In his DP3 Substack blog, Dunham writes that Tennessee’s recent execution of Oscar Smith on May 22 exemplifies how states “wield the death penalty as an implement of power to reinforce the racial hierarchy in the U.S. social order,” despite the fact Smith and the three victims he was convicted and sentenced to death for killing —  his estranged wife and her two sons — were white.

The statistics are undeniable, as Dunham notes. Smith was the 1,626th person executed in the U.S. since 1976, when the U.S. Supreme Court reinstated the death penalty in Gregg v. Georgia, ending a four-year pause that began when the Court found in Furman v. Georgia that its death penalty statute was discriminatory. In the last 49 years, according to Dunham, there have been 1,236 executions, and in 76% of them, every victim was white. “That percentage is remarkable, given that whites comprise barely half of all homicide victims in the country,” he states.
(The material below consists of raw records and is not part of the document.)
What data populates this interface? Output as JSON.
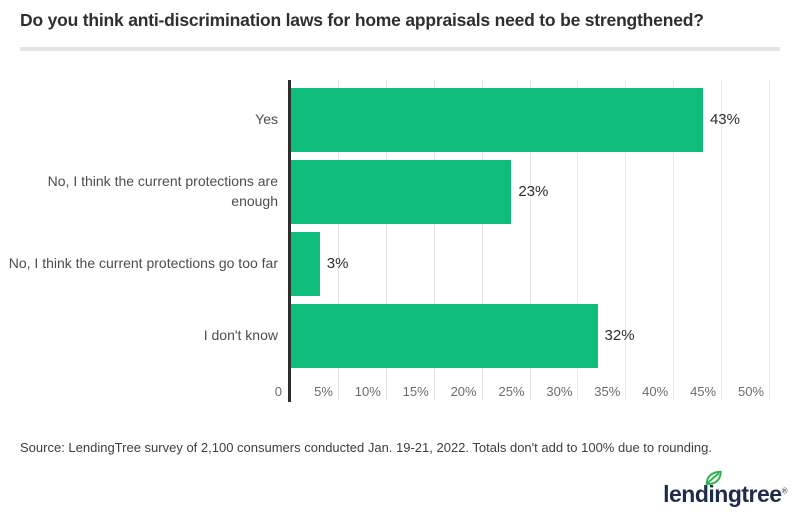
{
  "header": {
    "title": "Do you think anti-discrimination laws for home appraisals need to be strengthened?"
  },
  "chart_data": {
    "type": "bar",
    "orientation": "horizontal",
    "title": "Do you think anti-discrimination laws for home appraisals need to be strengthened?",
    "categories": [
      "Yes",
      "No, I think the current protections are enough",
      "No, I think the current protections go too far",
      "I don't know"
    ],
    "values": [
      43,
      23,
      3,
      32
    ],
    "value_labels": [
      "43%",
      "23%",
      "3%",
      "32%"
    ],
    "x_ticks": [
      {
        "value": 0,
        "label": "0"
      },
      {
        "value": 5,
        "label": "5%"
      },
      {
        "value": 10,
        "label": "10%"
      },
      {
        "value": 15,
        "label": "15%"
      },
      {
        "value": 20,
        "label": "20%"
      },
      {
        "value": 25,
        "label": "25%"
      },
      {
        "value": 30,
        "label": "30%"
      },
      {
        "value": 35,
        "label": "35%"
      },
      {
        "value": 40,
        "label": "40%"
      },
      {
        "value": 45,
        "label": "45%"
      },
      {
        "value": 50,
        "label": "50%"
      }
    ],
    "xlim": [
      0,
      50
    ],
    "xlabel": "",
    "ylabel": "",
    "grid": true,
    "legend": false,
    "bar_color": "#0ebd7a",
    "axis_line_color": "#2e2e2e",
    "gridline_color": "#e9e9e9"
  },
  "footer": {
    "source": "Source: LendingTree survey of 2,100 consumers conducted Jan. 19-21, 2022. Totals don't add to 100% due to rounding.",
    "logo_text": "lendingtree",
    "logo_trademark": "®",
    "logo_color": "#1e2b49",
    "leaf_color": "#2eb44f"
  }
}
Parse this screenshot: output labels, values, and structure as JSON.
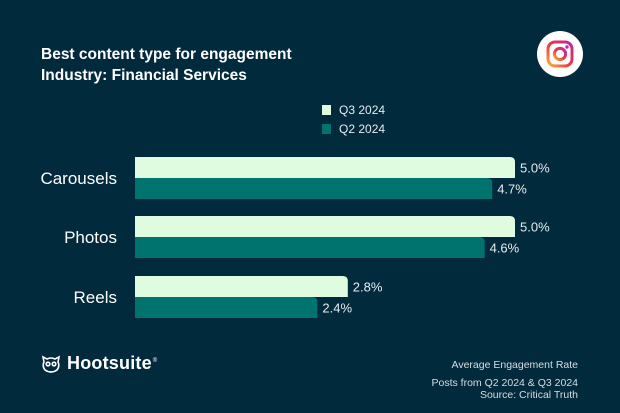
{
  "header": {
    "title": "Best content type for engagement",
    "subtitle": "Industry: Financial Services"
  },
  "platform_icon": "instagram-icon",
  "colors": {
    "background": "#012a3c",
    "q3": "#e0fce0",
    "q2": "#00736e"
  },
  "chart_data": {
    "type": "bar",
    "orientation": "horizontal",
    "title": "Best content type for engagement",
    "subtitle": "Industry: Financial Services",
    "categories": [
      "Carousels",
      "Photos",
      "Reels"
    ],
    "series": [
      {
        "name": "Q3 2024",
        "values": [
          5.0,
          5.0,
          2.8
        ],
        "labels": [
          "5.0%",
          "5.0%",
          "2.8%"
        ]
      },
      {
        "name": "Q2 2024",
        "values": [
          4.7,
          4.6,
          2.4
        ],
        "labels": [
          "4.7%",
          "4.6%",
          "2.4%"
        ]
      }
    ],
    "xlabel": "Average Engagement Rate",
    "ylabel": "",
    "xlim": [
      0,
      5.0
    ],
    "grid": false,
    "legend": "top-center"
  },
  "legend": [
    {
      "label": "Q3 2024"
    },
    {
      "label": "Q2 2024"
    }
  ],
  "footer": {
    "brand": "Hootsuite",
    "brand_mark": "®",
    "line1": "Average Engagement Rate",
    "line2": "Posts from Q2 2024 & Q3 2024",
    "line3": "Source: Critical Truth"
  }
}
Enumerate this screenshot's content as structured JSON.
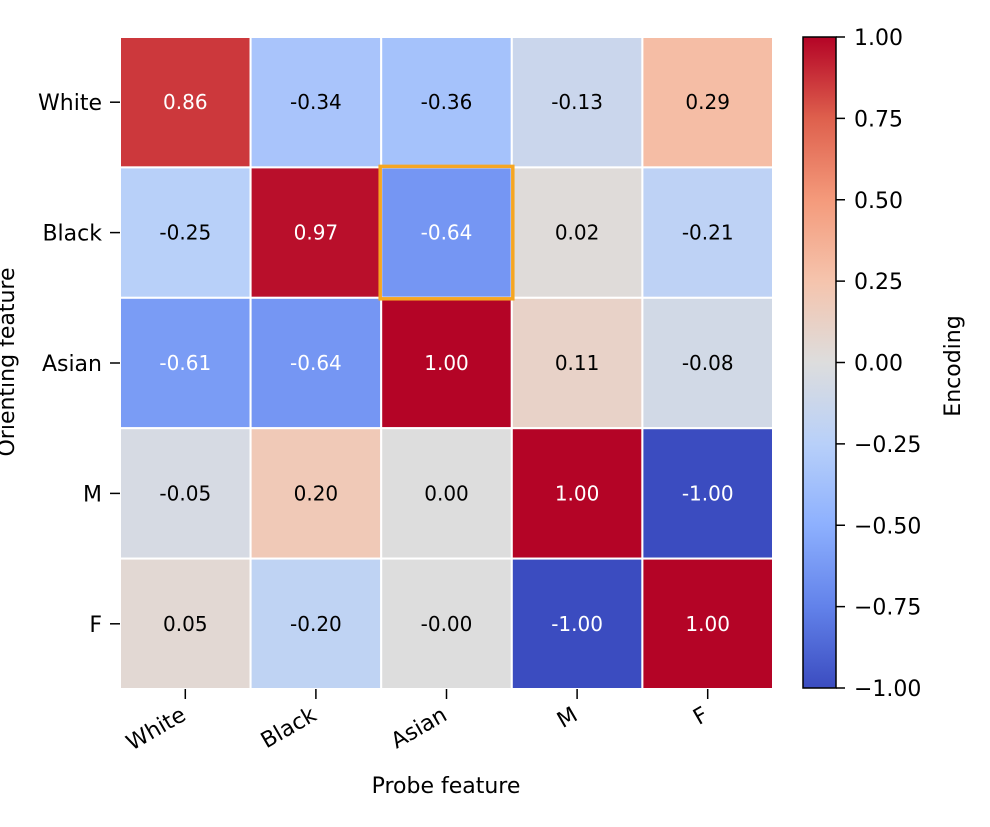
{
  "chart_data": {
    "type": "heatmap",
    "xlabel": "Probe feature",
    "ylabel": "Orienting feature",
    "x_categories": [
      "White",
      "Black",
      "Asian",
      "M",
      "F"
    ],
    "y_categories": [
      "White",
      "Black",
      "Asian",
      "M",
      "F"
    ],
    "values": [
      [
        0.86,
        -0.34,
        -0.36,
        -0.13,
        0.29
      ],
      [
        -0.25,
        0.97,
        -0.64,
        0.02,
        -0.21
      ],
      [
        -0.61,
        -0.64,
        1.0,
        0.11,
        -0.08
      ],
      [
        -0.05,
        0.2,
        0.0,
        1.0,
        -1.0
      ],
      [
        0.05,
        -0.2,
        -0.0,
        -1.0,
        1.0
      ]
    ],
    "cell_labels": [
      [
        "0.86",
        "-0.34",
        "-0.36",
        "-0.13",
        "0.29"
      ],
      [
        "-0.25",
        "0.97",
        "-0.64",
        "0.02",
        "-0.21"
      ],
      [
        "-0.61",
        "-0.64",
        "1.00",
        "0.11",
        "-0.08"
      ],
      [
        "-0.05",
        "0.20",
        "0.00",
        "1.00",
        "-1.00"
      ],
      [
        "0.05",
        "-0.20",
        "-0.00",
        "-1.00",
        "1.00"
      ]
    ],
    "highlighted_cell": {
      "row": 1,
      "col": 2
    },
    "highlight_color": "#f5a623",
    "colormap": "coolwarm",
    "vmin": -1.0,
    "vmax": 1.0,
    "colorbar": {
      "label": "Encoding",
      "ticks": [
        1.0,
        0.75,
        0.5,
        0.25,
        0.0,
        -0.25,
        -0.5,
        -0.75,
        -1.0
      ],
      "tick_labels": [
        "1.00",
        "0.75",
        "0.50",
        "0.25",
        "0.00",
        "−0.25",
        "−0.50",
        "−0.75",
        "−1.00"
      ]
    },
    "grid": false
  }
}
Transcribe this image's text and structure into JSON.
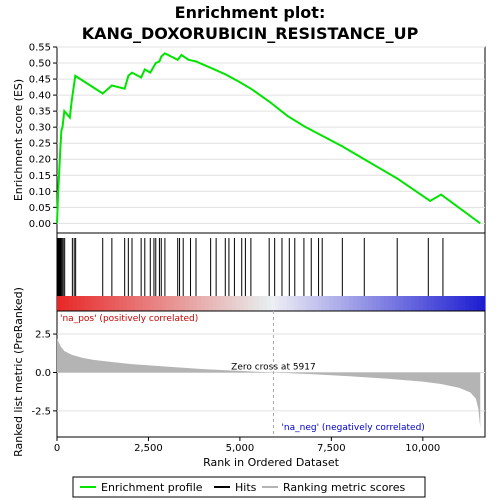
{
  "title_line1": "Enrichment plot:",
  "title_line2": "KANG_DOXORUBICIN_RESISTANCE_UP",
  "colors": {
    "enrichment": "#00e400",
    "hits": "#000000",
    "metric_fill": "#b4b4b4",
    "pos_label": "#cc0000",
    "neg_label": "#0000cc",
    "zero_line": "#aaaaaa"
  },
  "chart_data": [
    {
      "type": "line",
      "name": "enrichment-profile",
      "ylabel": "Enrichment score (ES)",
      "xlim": [
        0,
        11700
      ],
      "ylim": [
        -0.03,
        0.55
      ],
      "yticks": [
        0.0,
        0.05,
        0.1,
        0.15,
        0.2,
        0.25,
        0.3,
        0.35,
        0.4,
        0.45,
        0.5,
        0.55
      ],
      "ytick_labels": [
        "0.00",
        "0.05",
        "0.10",
        "0.15",
        "0.20",
        "0.25",
        "0.30",
        "0.35",
        "0.40",
        "0.45",
        "0.50",
        "0.55"
      ],
      "grid": true,
      "series": [
        {
          "name": "Enrichment profile",
          "x": [
            0,
            30,
            60,
            90,
            120,
            150,
            200,
            350,
            400,
            450,
            500,
            1250,
            1500,
            1850,
            1950,
            2050,
            2300,
            2400,
            2550,
            2700,
            2800,
            2850,
            2950,
            3300,
            3400,
            3600,
            3800,
            4200,
            4600,
            5000,
            5300,
            5800,
            6300,
            6800,
            7300,
            7800,
            8400,
            9300,
            10200,
            10500,
            11570
          ],
          "y": [
            0.0,
            0.09,
            0.16,
            0.23,
            0.29,
            0.3,
            0.35,
            0.33,
            0.38,
            0.42,
            0.46,
            0.405,
            0.43,
            0.42,
            0.46,
            0.47,
            0.455,
            0.48,
            0.47,
            0.5,
            0.505,
            0.52,
            0.53,
            0.51,
            0.525,
            0.51,
            0.505,
            0.485,
            0.465,
            0.44,
            0.42,
            0.38,
            0.335,
            0.3,
            0.27,
            0.24,
            0.2,
            0.14,
            0.07,
            0.09,
            0.0
          ]
        }
      ]
    },
    {
      "type": "scatter",
      "name": "hits",
      "xlim": [
        0,
        11700
      ],
      "x": [
        15,
        35,
        55,
        75,
        95,
        115,
        140,
        170,
        210,
        420,
        470,
        510,
        1250,
        1500,
        1850,
        1950,
        2050,
        2300,
        2400,
        2550,
        2650,
        2700,
        2800,
        2850,
        2950,
        3300,
        3350,
        3450,
        3650,
        3800,
        4200,
        4350,
        4600,
        4700,
        4850,
        5050,
        5150,
        5300,
        5800,
        5950,
        6150,
        6350,
        6500,
        6750,
        6950,
        7150,
        7250,
        7800,
        8400,
        9300,
        10150,
        10550
      ]
    },
    {
      "type": "area",
      "name": "ranked-list-metric",
      "ylabel": "Ranked list metric (PreRanked)",
      "xlabel": "Rank in Ordered Dataset",
      "xlim": [
        0,
        11700
      ],
      "ylim": [
        -4.2,
        4.0
      ],
      "yticks": [
        2.5,
        0.0,
        -2.5
      ],
      "ytick_labels": [
        "2.5",
        "0.0",
        "-2.5"
      ],
      "xticks": [
        0,
        2500,
        5000,
        7500,
        10000
      ],
      "xtick_labels": [
        "0",
        "2,500",
        "5,000",
        "7,500",
        "10,000"
      ],
      "x": [
        0,
        50,
        100,
        200,
        400,
        700,
        1000,
        1500,
        2000,
        3000,
        4000,
        5000,
        5917,
        7000,
        8000,
        9000,
        10000,
        10500,
        11000,
        11300,
        11450,
        11520,
        11570
      ],
      "y": [
        2.2,
        1.95,
        1.7,
        1.4,
        1.15,
        0.95,
        0.82,
        0.68,
        0.55,
        0.38,
        0.22,
        0.1,
        0.0,
        -0.12,
        -0.25,
        -0.4,
        -0.6,
        -0.75,
        -1.0,
        -1.3,
        -1.7,
        -2.4,
        -3.6
      ],
      "zero_cross_label": "Zero cross at 5917",
      "pos_label": "'na_pos' (positively correlated)",
      "neg_label": "'na_neg' (negatively correlated)"
    }
  ],
  "legend": {
    "items": [
      "Enrichment profile",
      "Hits",
      "Ranking metric scores"
    ]
  }
}
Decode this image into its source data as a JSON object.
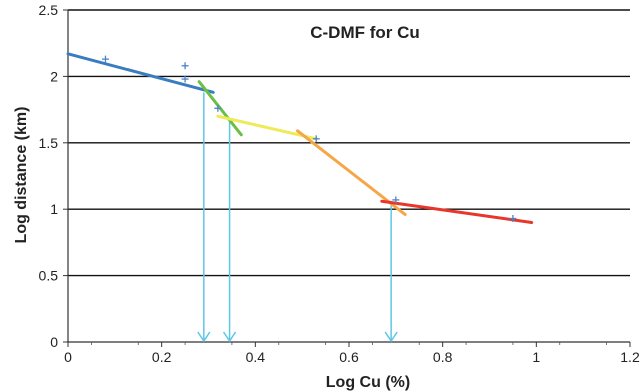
{
  "chart_data": {
    "type": "scatter",
    "title": "C-DMF for Cu",
    "xlabel": "Log Cu (%)",
    "ylabel": "Log distance (km)",
    "xlim": [
      0,
      1.2
    ],
    "ylim": [
      0,
      2.5
    ],
    "x_ticks": [
      "0",
      "0.2",
      "0.4",
      "0.6",
      "0.8",
      "1",
      "1.2"
    ],
    "y_ticks": [
      "0",
      "0.5",
      "1",
      "1.5",
      "2",
      "2.5"
    ],
    "grid": "horizontal",
    "points": [
      {
        "x": 0.08,
        "y": 2.13
      },
      {
        "x": 0.25,
        "y": 2.08
      },
      {
        "x": 0.25,
        "y": 1.98
      },
      {
        "x": 0.32,
        "y": 1.76
      },
      {
        "x": 0.53,
        "y": 1.53
      },
      {
        "x": 0.7,
        "y": 1.07
      },
      {
        "x": 0.95,
        "y": 0.93
      }
    ],
    "fit_lines": [
      {
        "color": "#3a7cc0",
        "x": [
          0.0,
          0.31
        ],
        "y": [
          2.17,
          1.88
        ]
      },
      {
        "color": "#6abf45",
        "x": [
          0.28,
          0.37
        ],
        "y": [
          1.96,
          1.56
        ]
      },
      {
        "color": "#eeea5a",
        "x": [
          0.32,
          0.53
        ],
        "y": [
          1.7,
          1.53
        ]
      },
      {
        "color": "#f7a646",
        "x": [
          0.49,
          0.72
        ],
        "y": [
          1.59,
          0.96
        ]
      },
      {
        "color": "#e8362a",
        "x": [
          0.67,
          0.99
        ],
        "y": [
          1.06,
          0.9
        ]
      }
    ],
    "thresholds": [
      {
        "x": 0.29,
        "y": 1.88,
        "color": "#5ec7e4"
      },
      {
        "x": 0.345,
        "y": 1.67,
        "color": "#5ec7e4"
      },
      {
        "x": 0.69,
        "y": 1.06,
        "color": "#5ec7e4"
      }
    ],
    "point_color": "#4a83c9"
  }
}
And Dunham maintains that “as the nationwide attack on diversity, equity, and inclusion has intensified, the white-victim disproportionality in executions has gotten worse.”

Among his findings:

  • Thirty-eight of the 44 executions since January 1, 2024 (86.4%) have involved at least one white victim, and 37 (84.1%) have involved only white victims.
  • Twenty-four of the last 25 executions during the current execution surge in the U.S. (96.0%) have been in cases with only white victims. The last 18 of those executions, the four scheduled this week, and the other executions currently scheduled before the end of June, also involve only white victims.
  • “If those six pending executions are carried out, ten different states will have combined to conduct an unprecedented 24 consecutive executions of defendants convicted of killing only white victims, the longest spree of executions involving just one race of victims in the modern history of the U.S. death penalty,” Dunham states.